COMM 161: Research Seminar on Political Campaigns

This seminar will provide students with the opportunity to design and implement a research project concerning the effects of campaigns on public opinion/voting preference. The first half of the course will expose students to principles of research design (including field experiments, surveys and content analysis) and major repositories of election and campaign data including the American National Election Studies, the Wisconsin Advertising Database, and other compilations of national and statewide polls. The second half of the course will cover recent scholarship into the effects of exposure to political campaigns on vote choice, turnout, polarization, and related outcomes. Prerequisite: COMM162/ Polisci 120b

COMM 163: Running Time: Running and Winning Elections (POLISCI 229R)

This course aims to teach you the nuts-n-bolts of political campaigning. How do campaign consultants organize a campaign, draft a strategy, come up with a theme, target voters, raise money, write and produce ads and get voters to the ballot? Drawing upon academic writings in the fields of political science and communication, articles by campaign consultants, TV ads, and documentaries, you will learn all about how elections are won and lost. You will master, and yet learn to be critical of, current electoral politics with their emphasis on money, polls, and sound bites. Finally, you will harness this new knowledge to do some good, by promoting a worthy cause.

COMM 167: Advanced Seminar in Virtual Reality Research

Restricted to students with previous research experience in virtual reality. Experimental methods and other issues.

COMM 212: Models of Democracy (COMM 312)

Ancient and modern varieties of democracy; debates about their normative and practical strengths and the pathologies to which each is subject. Focus is on participation, deliberation, representation, and elite competition, as values and political processes. Formal institutions, political rhetoric, technological change, and philosophical critique. Models tested by reference to long-term historical natural experiments such as Athens and Rome, recent large-scale political experiments such as the British Columbia Citizens' Assembly, and controlled experiments.

COMM 234: Public Participation and Public Policy (COMM 134)

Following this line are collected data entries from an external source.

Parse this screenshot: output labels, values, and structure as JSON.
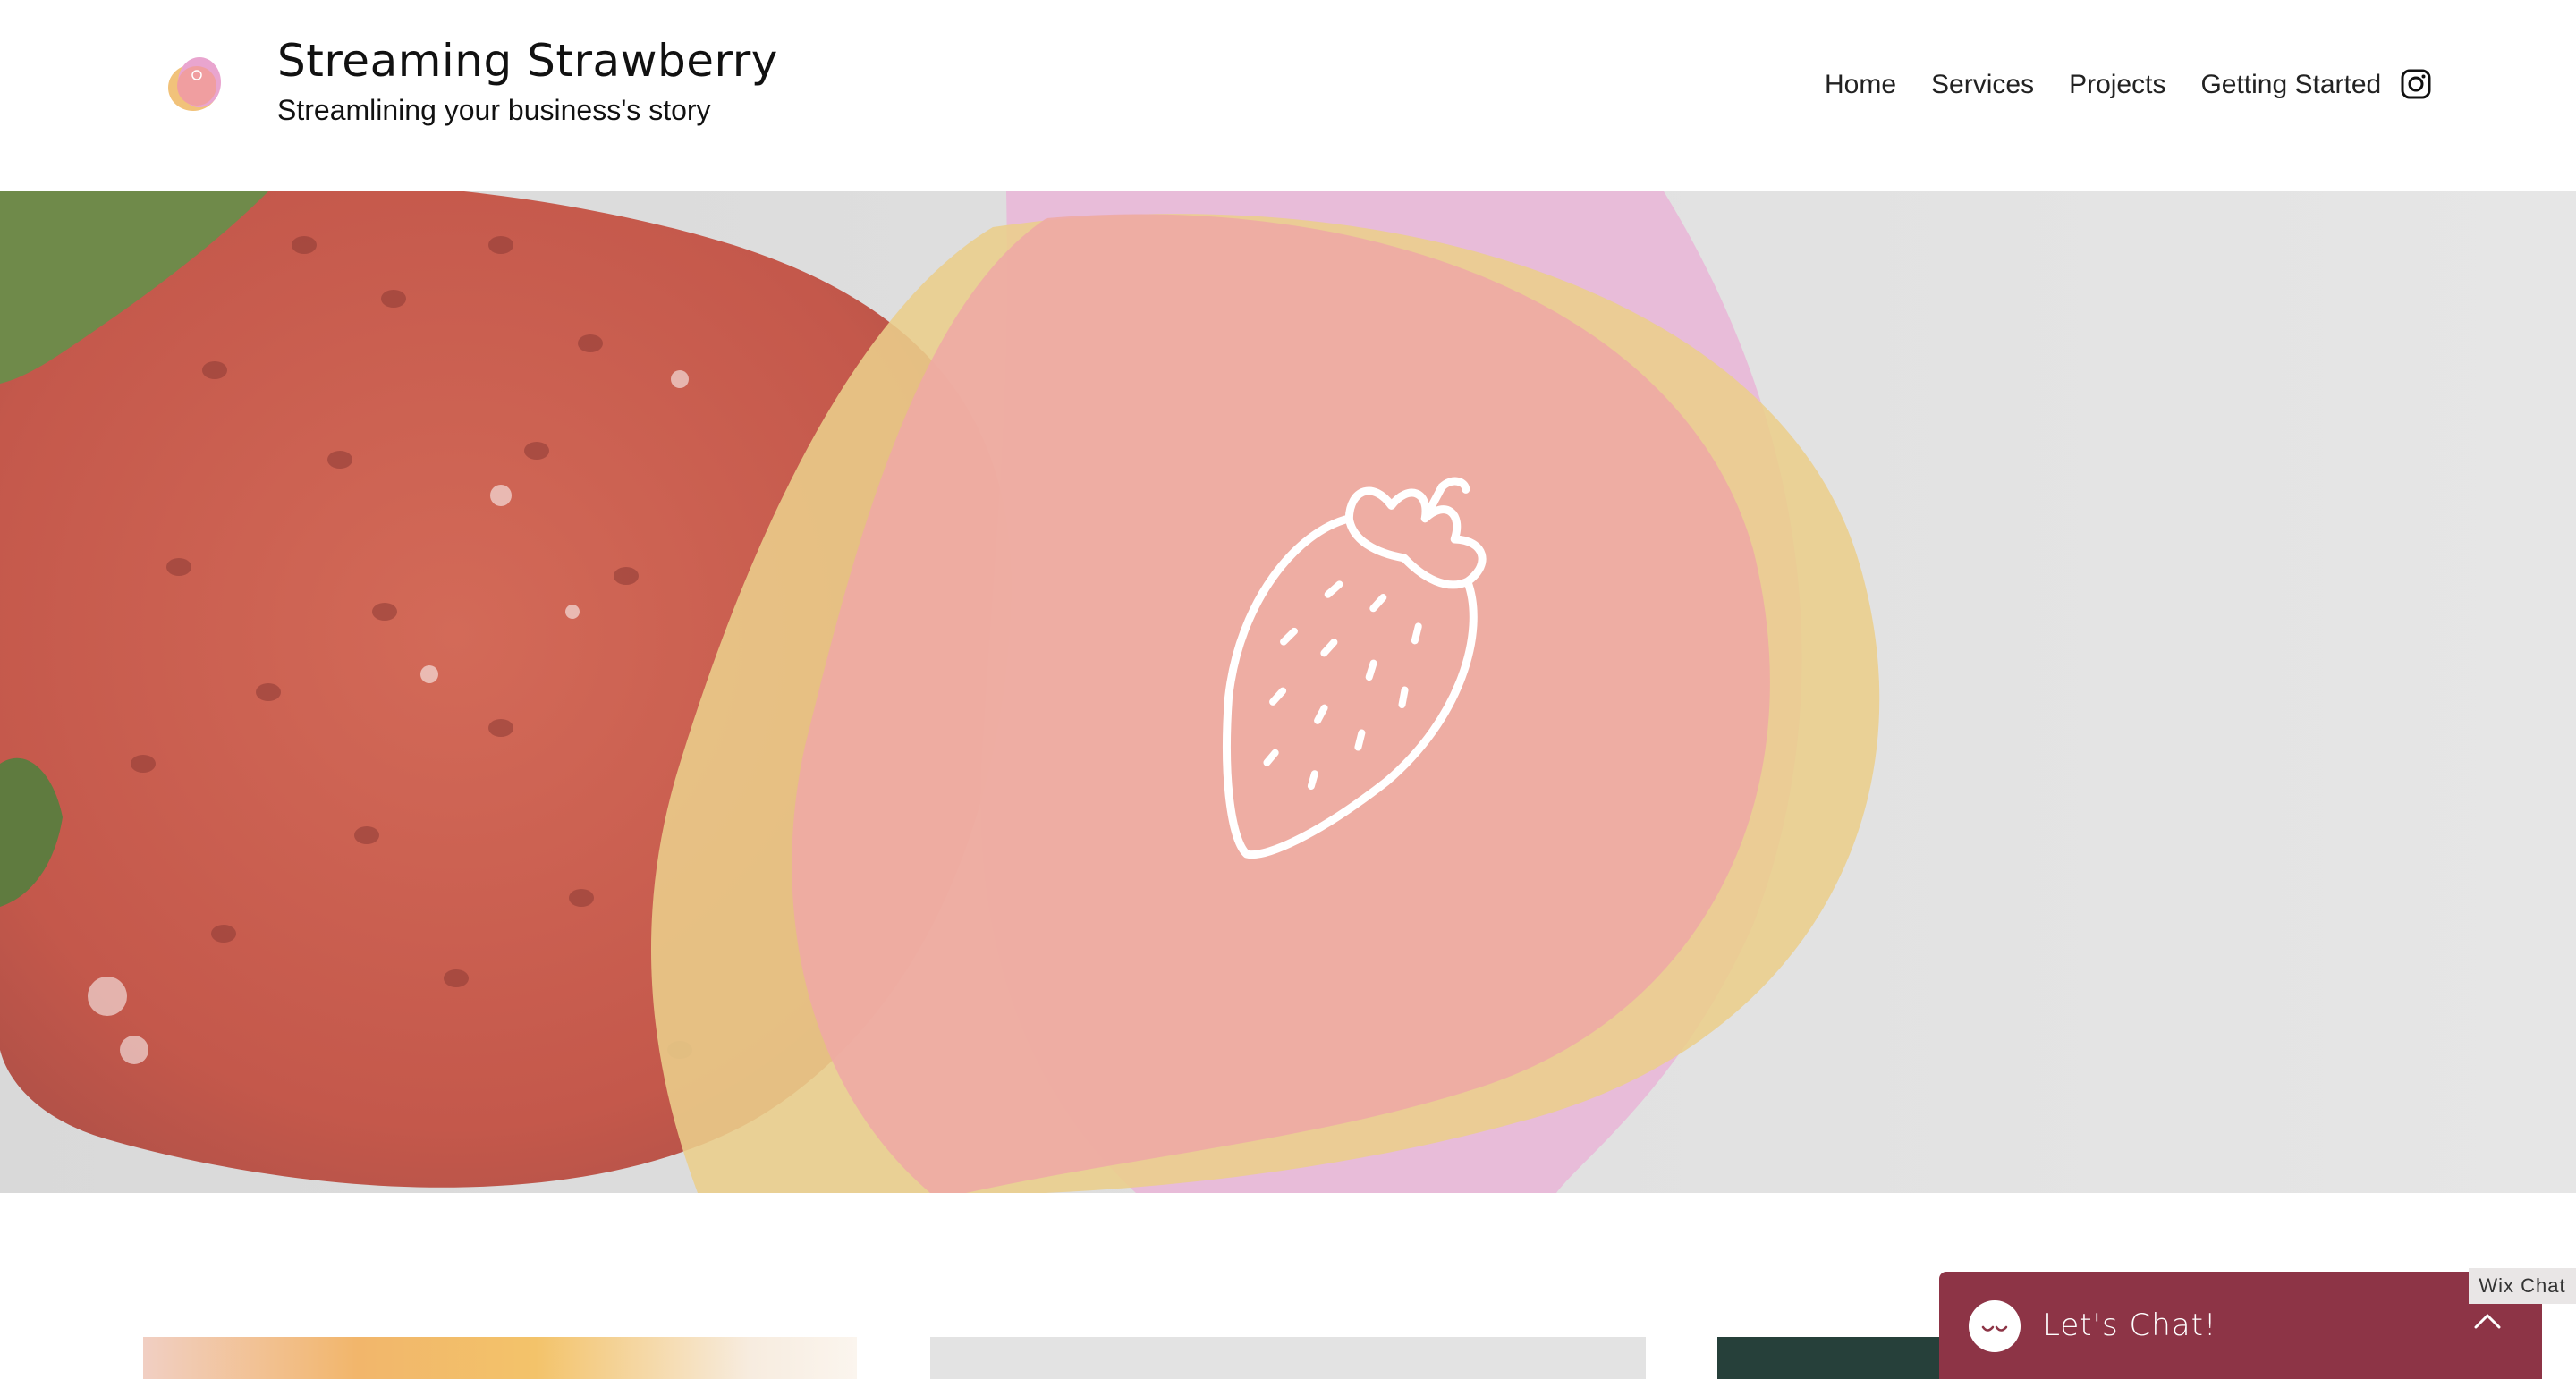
{
  "header": {
    "site_title": "Streaming Strawberry",
    "tagline": "Streamlining your business's story"
  },
  "nav": {
    "items": [
      {
        "label": "Home"
      },
      {
        "label": "Services"
      },
      {
        "label": "Projects"
      },
      {
        "label": "Getting Started"
      }
    ],
    "social_icon": "instagram-icon"
  },
  "hero": {
    "background": "strawberry-photo",
    "overlay_icon": "strawberry-icon",
    "colors": {
      "pink_blob": "#e8b9d8",
      "yellow_blob": "#ebce8b",
      "salmon_blob": "#eeaaa4",
      "background": "#e2e2e2"
    }
  },
  "chat": {
    "label": "Let's Chat!",
    "tag": "Wix Chat",
    "color": "#8d3446"
  }
}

Examines the role of public participation in public policy making. Around the world, policymakers seek to engage their publics. But, even though public participation is important, it is also problematic. Public meetings can become dysfunctional and turn into media spectacles instead of actually gathering the opinions of the public. The question becomes, when and how should the public be consulted in order to effectively impact public policies? There are consequences of engaging the public, and this seminar explores the methods used to engage publics around the world.

COMM 247: Modern History and Future of Journalism (COMM 147)

(Graduate students register for COMM 247.) The birth and evolution of local and national television news. The modern history of newspapers. Can they survive in the era of online journalism?

COMM 273: Public Issues Reporting I

Reporting and writing on government and public policies and issues; their implications for the people and the press. Required for journalism M.A. students.

COMM 274: Public Issues Reporting II

Almost everything a journalist writes about involves government, either directly or indirectly. In this course we learn about the hidden forces that control government decisions: lobbying, campaign finance, budgets and more. Students write stories and do two accompanying multimedia pieces. Prerequisites: 273, Journalism M.A. student.